It's super unfortunate that, becasue we live in the social media/youtube era, that everyone is expected to be this perfect person on camera, because why wouldn't they be? That's all they see.
I am glad that they use normal people who act like themselves rather than them hiring actors or taking researchers away from what they love to do and tell them they need to become professional in-front-of-camera people because "we have the gpt-5 launch" That would be a nightmare.
It's a group of scientists sharings their work with the world, but people just want "better marketing" :\
This was my point. "Being yourself" on camera is hard. This comes across, apparently shockingly, as being devoid of emotion and/or robotic
Also, whether OpenAI is a research organization is very much up for debate. They definitely have the resources to hire a good spokesperson if they wanted.
They do have the resources (see WWDC), the question is if you want to take your technical staff of of their work for the amount of time it takes to develop the skill
"Minimal reasoning means that the reasoning will be minimal..."
Jakub Pachocki at the end is probably one of the worst public speakers I've ever seen. It's fine, it's not his mother tongue, and public speaking is hard. Why make him do it then?
For me, it's knowing what we know about the company and its history that gave a eerie feeling in combination with the sterility.
When they brought on the woman who has cancer, I felt deeply uncomfortable. My dad also has cancer right now. He's unlikely to survive. Watching a cancer patient come on to tell their story as part of an extended advertisement, expression serene, any hint of discomfort or pain or fear or bitterness completely hidden, ongoing hardship acknowledged only with a few shallow and euphemistic words, felt deeply uncomfortable to me.
Maybe this person enthusiastically volunteered, because she feels happy about what her husband is working on, and grateful for the ways that ChatGPT has helped her prepare for her appointments with doctors. I don't want to disrespect or discredit her, and I've also used LLMs alongside web searches in trying to formulare questions about my father's illness, so I understand how this is a real use case.
But something about it just felt wrong, inauthentic. I found myself wondering if she or her husband felt pressured to make this appearance. I also wondered if this kind of storytelling was irresponsible or deceptive, designed to describe technically responsible uses of LLMs (preparing notes for doctor's visits, where someone will verify the LLM's outputs against real expertise), but to suggest in every conceivable implicit way that these ChatGPT is actually capable of medical expertise itself. Put alongside "subject-matter experts in your pocket", talk of use in medical research and practice (where machine learning has a dubious history of deception and methodological misapplication problems), what are people likely to think?
I thought also of my mom, who drives herself crazy with anxiety every time my dad gets a new test result, obsessively trying to directly interpret them herself from the moment they arrive to his doctor's visit a week or two later. What impression would this clip leave on her? Does the idea of her using an LLM in this way feel safe to me?
There's a deeper sense that OpenAI's messaging, mission, and orientation are some mixture of deceptive and incoherent that leaves viewers with the sense that we're being lied to in presentations like this.

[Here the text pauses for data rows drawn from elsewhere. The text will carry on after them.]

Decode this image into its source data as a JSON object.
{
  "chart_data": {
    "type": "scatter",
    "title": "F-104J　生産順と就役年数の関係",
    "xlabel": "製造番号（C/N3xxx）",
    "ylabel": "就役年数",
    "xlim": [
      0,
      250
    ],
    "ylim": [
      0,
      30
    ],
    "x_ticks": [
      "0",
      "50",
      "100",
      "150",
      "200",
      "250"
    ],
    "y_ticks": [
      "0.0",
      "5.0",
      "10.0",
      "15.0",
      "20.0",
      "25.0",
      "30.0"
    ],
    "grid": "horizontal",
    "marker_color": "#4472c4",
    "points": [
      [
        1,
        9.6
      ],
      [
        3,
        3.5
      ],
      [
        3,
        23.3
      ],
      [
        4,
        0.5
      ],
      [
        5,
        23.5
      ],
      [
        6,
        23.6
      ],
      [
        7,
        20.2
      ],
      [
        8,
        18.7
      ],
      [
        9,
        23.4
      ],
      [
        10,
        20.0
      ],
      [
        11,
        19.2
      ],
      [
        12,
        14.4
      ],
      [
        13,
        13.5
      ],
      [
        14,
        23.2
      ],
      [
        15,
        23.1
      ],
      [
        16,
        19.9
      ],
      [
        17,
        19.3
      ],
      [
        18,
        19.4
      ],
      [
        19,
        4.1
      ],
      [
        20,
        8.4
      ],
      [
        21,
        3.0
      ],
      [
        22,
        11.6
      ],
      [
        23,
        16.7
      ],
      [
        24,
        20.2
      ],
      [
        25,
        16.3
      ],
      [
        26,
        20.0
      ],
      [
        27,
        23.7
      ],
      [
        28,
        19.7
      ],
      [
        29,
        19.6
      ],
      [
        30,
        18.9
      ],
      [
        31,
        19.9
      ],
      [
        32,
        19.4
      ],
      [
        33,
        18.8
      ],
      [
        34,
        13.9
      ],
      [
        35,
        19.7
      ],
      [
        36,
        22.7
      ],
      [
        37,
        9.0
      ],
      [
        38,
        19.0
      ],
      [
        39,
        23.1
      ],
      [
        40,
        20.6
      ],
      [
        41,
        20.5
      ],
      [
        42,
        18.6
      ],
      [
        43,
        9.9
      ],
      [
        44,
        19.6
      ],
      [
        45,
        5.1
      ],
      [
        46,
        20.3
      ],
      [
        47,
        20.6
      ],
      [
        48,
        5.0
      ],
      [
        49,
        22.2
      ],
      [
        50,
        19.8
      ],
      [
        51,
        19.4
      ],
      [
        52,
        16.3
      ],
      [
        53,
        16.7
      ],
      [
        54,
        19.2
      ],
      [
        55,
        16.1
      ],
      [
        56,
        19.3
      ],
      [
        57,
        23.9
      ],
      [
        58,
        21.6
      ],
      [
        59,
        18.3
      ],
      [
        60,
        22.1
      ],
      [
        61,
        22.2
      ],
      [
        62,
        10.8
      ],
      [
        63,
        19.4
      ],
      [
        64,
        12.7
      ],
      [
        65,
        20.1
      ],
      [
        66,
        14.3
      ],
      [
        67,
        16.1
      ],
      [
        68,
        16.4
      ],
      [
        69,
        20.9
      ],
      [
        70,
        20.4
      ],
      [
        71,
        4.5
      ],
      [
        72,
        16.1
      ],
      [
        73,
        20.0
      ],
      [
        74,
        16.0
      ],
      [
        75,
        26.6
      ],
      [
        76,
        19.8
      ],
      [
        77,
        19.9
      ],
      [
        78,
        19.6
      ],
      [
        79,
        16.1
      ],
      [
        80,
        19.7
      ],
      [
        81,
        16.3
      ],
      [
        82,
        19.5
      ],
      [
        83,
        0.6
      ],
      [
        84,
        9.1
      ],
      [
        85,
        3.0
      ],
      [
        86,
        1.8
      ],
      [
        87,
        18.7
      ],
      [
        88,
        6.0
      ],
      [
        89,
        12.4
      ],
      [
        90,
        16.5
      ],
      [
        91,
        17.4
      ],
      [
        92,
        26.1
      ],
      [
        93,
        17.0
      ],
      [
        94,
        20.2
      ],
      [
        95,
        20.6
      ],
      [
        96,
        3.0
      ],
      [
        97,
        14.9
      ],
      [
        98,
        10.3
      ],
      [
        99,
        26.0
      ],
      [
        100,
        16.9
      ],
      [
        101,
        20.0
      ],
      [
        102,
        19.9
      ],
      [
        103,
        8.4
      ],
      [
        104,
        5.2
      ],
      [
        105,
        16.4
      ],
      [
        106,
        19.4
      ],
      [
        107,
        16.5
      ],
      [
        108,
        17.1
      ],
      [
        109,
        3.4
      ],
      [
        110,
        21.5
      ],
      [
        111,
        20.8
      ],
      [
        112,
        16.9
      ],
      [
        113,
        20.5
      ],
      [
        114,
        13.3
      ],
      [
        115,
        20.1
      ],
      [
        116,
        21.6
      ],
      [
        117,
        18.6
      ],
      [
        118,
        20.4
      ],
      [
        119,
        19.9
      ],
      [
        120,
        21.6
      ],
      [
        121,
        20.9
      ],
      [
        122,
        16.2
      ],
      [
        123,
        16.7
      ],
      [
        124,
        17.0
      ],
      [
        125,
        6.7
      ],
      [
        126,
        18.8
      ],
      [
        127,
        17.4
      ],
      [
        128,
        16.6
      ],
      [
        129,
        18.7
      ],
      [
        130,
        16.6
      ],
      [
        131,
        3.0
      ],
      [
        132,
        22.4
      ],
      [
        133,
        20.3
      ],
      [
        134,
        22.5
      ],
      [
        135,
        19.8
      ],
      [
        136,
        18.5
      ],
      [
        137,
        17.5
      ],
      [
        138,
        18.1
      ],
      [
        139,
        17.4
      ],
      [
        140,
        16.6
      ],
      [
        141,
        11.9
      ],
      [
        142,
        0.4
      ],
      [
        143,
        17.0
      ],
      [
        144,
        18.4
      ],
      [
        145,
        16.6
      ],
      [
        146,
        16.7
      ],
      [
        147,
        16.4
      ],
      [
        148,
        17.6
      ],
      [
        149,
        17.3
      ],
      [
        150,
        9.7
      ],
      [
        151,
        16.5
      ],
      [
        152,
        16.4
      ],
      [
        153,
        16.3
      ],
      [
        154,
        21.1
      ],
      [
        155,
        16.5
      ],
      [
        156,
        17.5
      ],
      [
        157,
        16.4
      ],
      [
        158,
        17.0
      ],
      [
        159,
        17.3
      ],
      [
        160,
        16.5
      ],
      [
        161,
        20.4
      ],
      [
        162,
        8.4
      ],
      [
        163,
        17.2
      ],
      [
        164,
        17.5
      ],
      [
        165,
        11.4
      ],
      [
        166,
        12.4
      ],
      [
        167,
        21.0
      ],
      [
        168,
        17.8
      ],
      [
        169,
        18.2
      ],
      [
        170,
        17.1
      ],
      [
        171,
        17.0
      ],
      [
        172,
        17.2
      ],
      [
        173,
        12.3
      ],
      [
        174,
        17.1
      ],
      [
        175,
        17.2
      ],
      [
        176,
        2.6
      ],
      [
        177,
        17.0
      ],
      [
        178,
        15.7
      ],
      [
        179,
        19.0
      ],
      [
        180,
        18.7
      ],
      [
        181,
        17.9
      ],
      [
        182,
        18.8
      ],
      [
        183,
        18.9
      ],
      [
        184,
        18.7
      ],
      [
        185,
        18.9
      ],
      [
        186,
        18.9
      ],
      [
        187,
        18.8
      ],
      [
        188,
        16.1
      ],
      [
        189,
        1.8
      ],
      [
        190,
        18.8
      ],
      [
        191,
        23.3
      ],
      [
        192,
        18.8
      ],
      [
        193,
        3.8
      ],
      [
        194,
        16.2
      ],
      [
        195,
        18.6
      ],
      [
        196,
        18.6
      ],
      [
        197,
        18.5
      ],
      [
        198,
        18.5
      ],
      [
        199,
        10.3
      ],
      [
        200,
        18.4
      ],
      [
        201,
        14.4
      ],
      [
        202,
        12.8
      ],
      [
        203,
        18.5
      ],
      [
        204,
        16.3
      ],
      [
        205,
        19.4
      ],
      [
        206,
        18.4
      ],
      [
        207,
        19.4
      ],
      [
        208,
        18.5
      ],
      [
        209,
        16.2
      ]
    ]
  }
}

It goes beyond stiff performances or rehearsed choices of words.
There's something cultish about the "AGI" hype, the sci-fi fever dream of "safety" problems that the field has mainstreamed, the slippage of OpenAI from a non-profit research institution to a for-profit startup all while claiming to be focused on the same mission, the role of AI as an oracle so opaque it might as well be magic, the idea of finding a sacred "rationality" in predictions founded purely on statistics without communicable/interrogable structural or causal models... all of it. It's against this backdrop that the same kind of stiffness that might be cute or campy in an infomercial for kitchen gadgets becomes uncanny.
I developed this paranoia upon learning about The Ape and the Child where they raised a chimp alongside a baby boy and found the human adapted to chimp behavior faster than the chimp adapted to human behavior. I fear the same with bots, we'll become more like them faster than they'll become like us.
https://www.npr.org/sections/health-shots/2017/07/25/5385804...
Presenting isn't that hard if you know your content thoroughly, and care about it. You just get up and talk about something that you care about, within a somewhat-structured outline.
Presenting where customers and the financial press are watching and parsing every word, and any slip of the tongue can have real consequences? Yeah, um... find somebody else.
Would've been better to just do a traditional marketing video rather than this staged "panel" thing they're going for.